I'm trying to build an algorithm capable of predicting if I will like an article, based on the previous articles I liked.
Example:
- I read 50 articles, I liked 10. I tell my program I liked them.
- Then 20 new articles are coming. My program has to give me a "percentage of like" for each new articles, based on the 10 I previously liked.
I found a lead here: Python: tf-idf-cosine: to find document similarity
>>> from sklearn.feature_extraction.text import TfidfVectorizer
>>> from sklearn.datasets import fetch_20newsgroups
>>> twenty = fetch_20newsgroups()
>>> tfidf = TfidfVectorizer().fit_transform(twenty.data)

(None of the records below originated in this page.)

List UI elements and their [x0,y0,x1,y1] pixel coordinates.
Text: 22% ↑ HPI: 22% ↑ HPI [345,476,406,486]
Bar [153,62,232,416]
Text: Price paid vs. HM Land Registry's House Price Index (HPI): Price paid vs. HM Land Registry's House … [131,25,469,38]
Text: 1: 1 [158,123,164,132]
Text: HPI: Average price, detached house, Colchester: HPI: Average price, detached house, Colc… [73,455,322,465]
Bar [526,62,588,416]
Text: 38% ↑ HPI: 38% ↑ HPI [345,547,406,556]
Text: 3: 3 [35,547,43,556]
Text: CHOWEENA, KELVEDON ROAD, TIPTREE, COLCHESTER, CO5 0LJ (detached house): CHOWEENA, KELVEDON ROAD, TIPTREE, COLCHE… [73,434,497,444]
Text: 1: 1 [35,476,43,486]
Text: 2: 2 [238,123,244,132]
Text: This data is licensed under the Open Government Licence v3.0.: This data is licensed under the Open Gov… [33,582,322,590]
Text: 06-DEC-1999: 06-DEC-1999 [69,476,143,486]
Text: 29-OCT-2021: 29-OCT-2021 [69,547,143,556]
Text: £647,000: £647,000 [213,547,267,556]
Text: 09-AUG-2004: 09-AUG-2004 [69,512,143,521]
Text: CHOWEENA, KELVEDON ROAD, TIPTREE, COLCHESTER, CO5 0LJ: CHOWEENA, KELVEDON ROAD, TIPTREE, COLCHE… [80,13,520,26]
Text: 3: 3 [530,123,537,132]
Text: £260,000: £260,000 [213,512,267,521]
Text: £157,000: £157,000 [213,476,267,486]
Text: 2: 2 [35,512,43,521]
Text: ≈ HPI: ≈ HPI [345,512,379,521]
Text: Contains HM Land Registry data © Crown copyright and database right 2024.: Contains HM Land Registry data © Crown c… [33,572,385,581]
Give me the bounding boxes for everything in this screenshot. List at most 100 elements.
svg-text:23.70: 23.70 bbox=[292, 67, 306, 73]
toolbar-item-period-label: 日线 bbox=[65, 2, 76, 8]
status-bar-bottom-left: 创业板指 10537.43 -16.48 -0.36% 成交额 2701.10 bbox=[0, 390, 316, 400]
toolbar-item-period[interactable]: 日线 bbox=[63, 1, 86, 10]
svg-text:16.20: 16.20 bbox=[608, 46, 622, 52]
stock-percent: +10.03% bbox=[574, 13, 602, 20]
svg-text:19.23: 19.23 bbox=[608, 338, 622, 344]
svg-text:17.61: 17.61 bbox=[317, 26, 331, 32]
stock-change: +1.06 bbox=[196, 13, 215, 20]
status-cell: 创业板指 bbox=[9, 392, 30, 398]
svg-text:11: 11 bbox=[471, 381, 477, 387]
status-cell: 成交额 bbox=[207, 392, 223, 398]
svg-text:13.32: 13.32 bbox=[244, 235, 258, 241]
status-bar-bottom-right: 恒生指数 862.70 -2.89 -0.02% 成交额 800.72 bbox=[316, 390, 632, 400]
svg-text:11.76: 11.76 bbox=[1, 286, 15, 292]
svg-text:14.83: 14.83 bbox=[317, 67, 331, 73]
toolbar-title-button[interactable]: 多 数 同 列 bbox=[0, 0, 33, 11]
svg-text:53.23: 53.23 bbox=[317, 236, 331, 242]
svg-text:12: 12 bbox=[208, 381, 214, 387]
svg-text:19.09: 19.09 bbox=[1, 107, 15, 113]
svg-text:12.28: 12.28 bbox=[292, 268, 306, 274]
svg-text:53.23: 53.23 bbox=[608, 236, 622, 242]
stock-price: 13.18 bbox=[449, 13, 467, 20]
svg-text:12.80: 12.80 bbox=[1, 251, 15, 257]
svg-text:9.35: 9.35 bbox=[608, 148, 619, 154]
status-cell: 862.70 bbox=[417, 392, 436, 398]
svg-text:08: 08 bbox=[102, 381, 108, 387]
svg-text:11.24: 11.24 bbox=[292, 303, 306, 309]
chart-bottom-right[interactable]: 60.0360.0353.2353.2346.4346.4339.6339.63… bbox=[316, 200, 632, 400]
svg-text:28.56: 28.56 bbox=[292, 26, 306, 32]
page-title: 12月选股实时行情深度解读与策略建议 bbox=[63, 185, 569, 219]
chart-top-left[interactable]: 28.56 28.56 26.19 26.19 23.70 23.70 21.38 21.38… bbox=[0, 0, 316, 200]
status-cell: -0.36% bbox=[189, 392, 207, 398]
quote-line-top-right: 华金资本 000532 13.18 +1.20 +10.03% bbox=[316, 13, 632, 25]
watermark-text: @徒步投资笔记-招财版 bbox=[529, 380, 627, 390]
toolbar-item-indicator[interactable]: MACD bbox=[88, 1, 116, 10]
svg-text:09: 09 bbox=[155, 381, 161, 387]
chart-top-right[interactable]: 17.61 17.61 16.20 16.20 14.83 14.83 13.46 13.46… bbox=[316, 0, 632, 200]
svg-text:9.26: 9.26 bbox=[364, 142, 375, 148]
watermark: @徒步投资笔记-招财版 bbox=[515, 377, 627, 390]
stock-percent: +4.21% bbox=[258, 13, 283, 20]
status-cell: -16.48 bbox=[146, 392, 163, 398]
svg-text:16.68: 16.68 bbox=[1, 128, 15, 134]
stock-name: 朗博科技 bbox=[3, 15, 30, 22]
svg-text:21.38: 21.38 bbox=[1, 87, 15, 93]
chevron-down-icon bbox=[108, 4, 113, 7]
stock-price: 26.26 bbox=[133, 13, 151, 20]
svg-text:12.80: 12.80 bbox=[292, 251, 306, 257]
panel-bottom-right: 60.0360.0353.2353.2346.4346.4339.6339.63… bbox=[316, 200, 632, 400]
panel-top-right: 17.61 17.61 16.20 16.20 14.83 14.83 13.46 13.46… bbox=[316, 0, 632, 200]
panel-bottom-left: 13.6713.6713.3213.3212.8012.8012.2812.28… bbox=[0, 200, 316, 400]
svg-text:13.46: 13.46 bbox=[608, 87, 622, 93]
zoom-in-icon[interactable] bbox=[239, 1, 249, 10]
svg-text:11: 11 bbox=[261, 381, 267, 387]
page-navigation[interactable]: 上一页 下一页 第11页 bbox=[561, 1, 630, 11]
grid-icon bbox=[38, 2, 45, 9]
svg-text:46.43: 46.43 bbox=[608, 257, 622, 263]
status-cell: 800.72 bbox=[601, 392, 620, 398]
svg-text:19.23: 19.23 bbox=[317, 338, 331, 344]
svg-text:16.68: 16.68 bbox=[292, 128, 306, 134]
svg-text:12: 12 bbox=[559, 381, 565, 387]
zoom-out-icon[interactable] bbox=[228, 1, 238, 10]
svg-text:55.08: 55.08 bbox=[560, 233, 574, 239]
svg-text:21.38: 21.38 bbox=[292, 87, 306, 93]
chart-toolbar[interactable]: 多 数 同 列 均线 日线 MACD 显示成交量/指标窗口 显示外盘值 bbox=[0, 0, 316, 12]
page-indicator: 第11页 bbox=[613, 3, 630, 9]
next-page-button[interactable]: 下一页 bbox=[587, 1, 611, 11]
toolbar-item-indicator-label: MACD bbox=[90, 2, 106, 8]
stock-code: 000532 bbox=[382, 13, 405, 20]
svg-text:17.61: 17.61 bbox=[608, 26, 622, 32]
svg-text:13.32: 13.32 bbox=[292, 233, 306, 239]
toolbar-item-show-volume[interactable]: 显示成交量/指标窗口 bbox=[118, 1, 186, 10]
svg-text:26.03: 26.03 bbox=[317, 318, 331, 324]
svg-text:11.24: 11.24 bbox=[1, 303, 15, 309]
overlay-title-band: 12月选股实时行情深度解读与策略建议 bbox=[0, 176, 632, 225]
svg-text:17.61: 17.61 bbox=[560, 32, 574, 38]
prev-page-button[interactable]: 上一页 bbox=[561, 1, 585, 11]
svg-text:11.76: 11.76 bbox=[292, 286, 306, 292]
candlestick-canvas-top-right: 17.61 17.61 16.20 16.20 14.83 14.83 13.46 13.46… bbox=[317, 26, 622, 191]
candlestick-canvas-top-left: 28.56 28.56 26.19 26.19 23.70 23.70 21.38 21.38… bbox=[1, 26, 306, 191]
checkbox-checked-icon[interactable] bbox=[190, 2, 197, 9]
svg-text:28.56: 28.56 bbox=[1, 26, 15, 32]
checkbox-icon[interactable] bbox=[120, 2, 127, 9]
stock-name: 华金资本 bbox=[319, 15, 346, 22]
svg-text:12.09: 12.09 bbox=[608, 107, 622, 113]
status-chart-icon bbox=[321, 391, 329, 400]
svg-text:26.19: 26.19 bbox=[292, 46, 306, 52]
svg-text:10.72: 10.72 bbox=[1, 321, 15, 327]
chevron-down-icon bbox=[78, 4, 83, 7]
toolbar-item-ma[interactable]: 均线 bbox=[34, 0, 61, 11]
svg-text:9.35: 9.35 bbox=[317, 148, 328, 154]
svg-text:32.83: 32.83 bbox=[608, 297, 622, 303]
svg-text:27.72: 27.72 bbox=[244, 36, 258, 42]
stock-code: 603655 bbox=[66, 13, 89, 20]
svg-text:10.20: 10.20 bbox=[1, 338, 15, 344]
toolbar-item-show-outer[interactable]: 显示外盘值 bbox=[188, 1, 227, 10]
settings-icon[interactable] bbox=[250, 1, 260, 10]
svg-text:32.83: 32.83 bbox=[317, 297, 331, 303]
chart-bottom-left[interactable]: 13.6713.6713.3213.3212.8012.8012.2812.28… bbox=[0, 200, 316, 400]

And then, to compare the first document of the dataset to the others documents in the dataset:
>>> from sklearn.metrics.pairwise import linear_kernel
>>> cosine_similarities = linear_kernel(tfidf[0:1], tfidf).flatten()
>>> cosine_similarities
array([ 1. , 0.04405952, 0.11016969, ..., 0.04433602,
0.04457106, 0.03293218])
For my case, what I think I will do is to concatenate the text of my 10 articles, run the TfidfVectorizer, and then compare the new big vector to each new article coming.
But I wonder how the comparison will be done:
- the big vector (10 articles) compared to the little one OR
- the little one compared to the big one
I don't know if you get my point, but in the first case 90 % of the words in the big vector won't be in the little one.
So my question is: how is the cosine similarity calculated ? Do you see a better approach for my project ?